Ibu anak itu tersenyum bijak. “Siapa bilang tidak sama?” Ibu itu balik bertanya.
“Banyak, Bu. Kata mereka aku tidak normal, tidak sempurna, cacat!”
Ibu itu hanya mengelus-elus kepala anaknya.
“Bu..?”
“Ya, sayang?”
“Apa aku cantik? Apa aku bisa sama seperti yang lainnya? Aku ingin sama seperti orang yang lainnya, Bu. Seperti wanita-wanita yang muncul di TV. Mereka cantik-cantik ya, Bu? Tinggi, langsing, sempurna sekali. Tidak seperti aku.., aku ingin merasa dicintai dan disayangi seperti mereka...”
Gadis cilik itu melirik kaki kirinya, terdapat alat penyangga pada kakinya. Kakinya tak sempurna. Kecil sebelah. Ia lalu meraba-raba wajahnya yang juga tidak sempurna. Sebagian wajahnya terdapat bekas luka. Padahal gadis kecil itu sungguh manis.

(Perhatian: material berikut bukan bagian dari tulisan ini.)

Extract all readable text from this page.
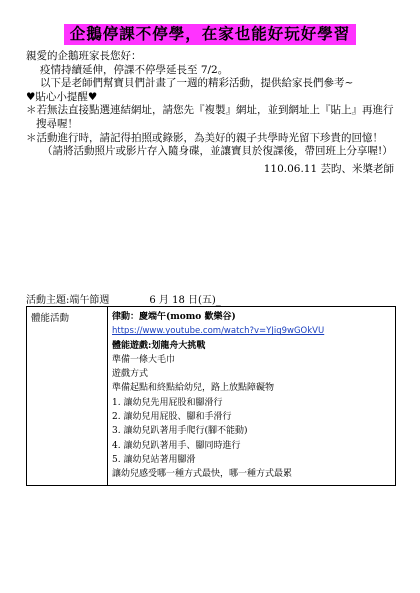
企鵝停課不停學，在家也能好玩好學習

親愛的企鵝班家長您好：

疫情持續延伸，停課不停學延長至 7/2。

以下是老師們幫寶貝們計畫了一週的精彩活動，提供給家長們參考~

♥貼心小提醒♥

＊若無法直接點選連結網址，請您先『複製』網址，並到網址上『貼上』再進行搜尋喔！

＊活動進行時，請記得拍照或錄影，為美好的親子共學時光留下珍貴的回憶！

（請將活動照片或影片存入隨身碟，並讓寶貝於復課後，帶回班上分享喔!）

110.06.11 芸昀、米槳老師

活動主題:端午節週	6 月 18 日(五)_
體能活動	律動：慶端午(momo 歡樂谷)
https://www.youtube.com/watch?v=YJiq9wGOkVU
體能遊戲:划龍舟大挑戰
準備一條大毛巾
遊戲方式
準備起點和終點給幼兒，路上放點障礙物
1. 讓幼兒先用屁股和腳滑行
2. 讓幼兒用屁股、腳和手滑行
3. 讓幼兒趴著用手爬行(腳不能動)
4. 讓幼兒趴著用手、腳同時進行
5. 讓幼兒站著用腳滑
讓幼兒感受哪一種方式最快，哪一種方式最累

“Fitria sayang? Sudah berapa kali Ibu menjawab hal ini. Haruskah kamu pertanyakan lagi pada Ibu?” tanya sang Ibu. Fitria mengangguk kecil. Sang Ibu lalu menarik pelan kepala sang anak ke bahunya, kemudian mencium kepalanya.
“Tidak ada satu pun Ibu di dunia ini melahirkan anak yang tidak sempurna. Bagaimanapun bentuk fisiknya, kami, para Ibu selalu menganggap putra atau putri kami adalah malaikat kecil penyemangat hidup yang sangat sempurna. Bagaimanapun bentuk, jumlah fisik, apapun fisiknya, kami, para Ibu akan selalu berkata bahwa putra atau putri kami sangatlah cantik dan tampan. Kami akan selalu merasa bangga memiliki kalian, apapun bentuknya. Begitupun Ibu, Fitria. Sungguh, Ibu sama sekali tidak merasa kamu kurang dan tidak sempurna. Ibu tidak peduli orang lain mau bilang apa, selama kamu masih percaya dengan apa yang kamu miliki, kamu percaya Ibu, itu sudah lebih dari cukup.”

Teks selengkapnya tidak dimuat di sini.